Division of Cardiology, Linko Branch, Chang Gung Memorial Hospital, Taoyuan, Taiwan.
Graduate Institute of Clinical Medical Sciences, College of Medicine, Chang Gung University, Taoyuan, Taiwan.
Cancer Med. 2023 Feb;12(3):2958-2969. doi: 10.1002/cam4.5205. Epub 2022 Sep 7.
Acute myocardial infarction (AMI) and colon cancer share similar risk factors. Studies have suggested an association between AMI and colon cancer; however, evidence is conflicting. Whether sex disparities exist in this association in the real world remains unknown.

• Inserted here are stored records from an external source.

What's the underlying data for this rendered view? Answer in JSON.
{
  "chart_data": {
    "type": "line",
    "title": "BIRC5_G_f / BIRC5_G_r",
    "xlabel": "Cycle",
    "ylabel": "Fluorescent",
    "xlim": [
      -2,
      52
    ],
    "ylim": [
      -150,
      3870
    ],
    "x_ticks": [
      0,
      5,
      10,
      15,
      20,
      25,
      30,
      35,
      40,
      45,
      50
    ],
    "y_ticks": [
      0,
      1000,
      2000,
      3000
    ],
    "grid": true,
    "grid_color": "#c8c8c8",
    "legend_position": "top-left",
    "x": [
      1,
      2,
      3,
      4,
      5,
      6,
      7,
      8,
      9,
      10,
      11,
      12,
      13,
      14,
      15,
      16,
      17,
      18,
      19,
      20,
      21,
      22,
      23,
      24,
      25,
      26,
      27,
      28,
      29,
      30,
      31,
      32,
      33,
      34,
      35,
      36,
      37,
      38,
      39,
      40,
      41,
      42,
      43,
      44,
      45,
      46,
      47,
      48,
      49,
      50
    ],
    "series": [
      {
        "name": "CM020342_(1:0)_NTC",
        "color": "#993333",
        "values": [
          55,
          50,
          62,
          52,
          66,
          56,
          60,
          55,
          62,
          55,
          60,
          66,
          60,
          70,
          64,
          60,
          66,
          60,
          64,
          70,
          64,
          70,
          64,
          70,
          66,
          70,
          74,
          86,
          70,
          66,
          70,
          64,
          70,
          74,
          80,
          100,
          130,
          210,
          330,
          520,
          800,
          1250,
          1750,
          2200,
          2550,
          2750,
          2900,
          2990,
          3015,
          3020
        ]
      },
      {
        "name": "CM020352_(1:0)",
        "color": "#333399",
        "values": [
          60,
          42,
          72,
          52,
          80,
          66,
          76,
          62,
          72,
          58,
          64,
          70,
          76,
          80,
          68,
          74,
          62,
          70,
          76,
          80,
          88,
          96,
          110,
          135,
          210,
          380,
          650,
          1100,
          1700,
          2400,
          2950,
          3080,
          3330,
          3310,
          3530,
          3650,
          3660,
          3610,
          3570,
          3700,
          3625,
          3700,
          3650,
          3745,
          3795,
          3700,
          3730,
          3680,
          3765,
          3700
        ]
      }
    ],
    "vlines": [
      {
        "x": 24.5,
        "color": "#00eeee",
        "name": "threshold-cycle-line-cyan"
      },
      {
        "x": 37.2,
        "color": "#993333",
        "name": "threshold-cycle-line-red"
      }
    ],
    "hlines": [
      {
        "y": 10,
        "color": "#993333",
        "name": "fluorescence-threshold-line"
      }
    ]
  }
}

In this population-based retrospective cohort study, 94,780 and 97,987 male patients and 38,697 and 72,007 female patients with and without new-onset AMI, respectively, from January 1, 2001, to December 31, 2012, were enrolled from Taiwan's National Health Insurance Research Database. Inverse probability of treatment weighting (IPTW) was used to balance covariates across study groups. The primary outcome was a new diagnosis of colon cancer.
The incidence rate of colon cancer was 1.54 (95% confidence interval [CI] = 1.46-1.62) and 1.40 (95% CI = 1.32-1.48) per 1000 person-years in the male patients and 1.62 (95% CI = 1.50-1.74) and 1.22 (95% CI = 1.13-1.32) in the female patients, in the AMI and non-AMI groups, respectively. AMI was associated with a significantly higher risk of colon cancer in the female patients (hazard ratio [HR] = 1.31, 95% CI = 1.06-1.61) but not in the male patients (HR = 1.09, 95% CI = 0.95-1.26). In the subgroup analysis, the association between AMI and colon cancer in the female patients was stronger in those aged ≥65 years (HR = 1.28, 95% CI = 1.13-1.44).
An increased risk of colon cancer was observed only in the female patients with AMI. The association between AMI and colon cancer in the female patients was the most evident in those aged ≥65 years.
急性心肌梗死(AMI)和结肠癌具有相似的危险因素。有研究提示 AMI 与结肠癌之间存在关联,但证据相互矛盾。在真实世界中,这种关联是否存在性别差异尚不清楚。
本基于人群的回顾性队列研究纳入了 2001 年 1 月 1 日至 2012 年 12 月 31 日期间分别来自台湾全民健康保险研究数据库的新发 AMI 男性患者 94780 例和女性患者 38697 例(AMI 组)以及无新发 AMI 的男性患者 97987 例和女性患者 72007 例(非 AMI 组)。采用逆概率治疗加权(IPTW)法平衡研究组间的协变量。主要结局为结肠癌的新诊断。
在男性患者中,AMI 组和非 AMI 组的结肠癌发病率分别为 1.54(95%置信区间[CI] 1.46-1.62)和 1.40(95% CI 1.32-1.48)/1000 人年,在女性患者中,AMI 组和非 AMI 组的发病率分别为 1.62(95% CI 1.50-1.74)和 1.22(95% CI 1.13-1.32)/1000 人年。与男性患者相比,AMI 与女性患者结肠癌发病风险显著升高相关(风险比[HR] 1.31,95% CI 1.06-1.61),但与男性患者无关(HR 1.09,95% CI 0.95-1.26)。在亚组分析中,在年龄≥65 岁的女性患者中,AMI 与结肠癌之间的关联更强(HR 1.28,95% CI 1.13-1.44)。
仅在 AMI 女性患者中观察到结肠癌发病风险增加。在年龄≥65 岁的女性患者中,AMI 与结肠癌之间的关联最为明显。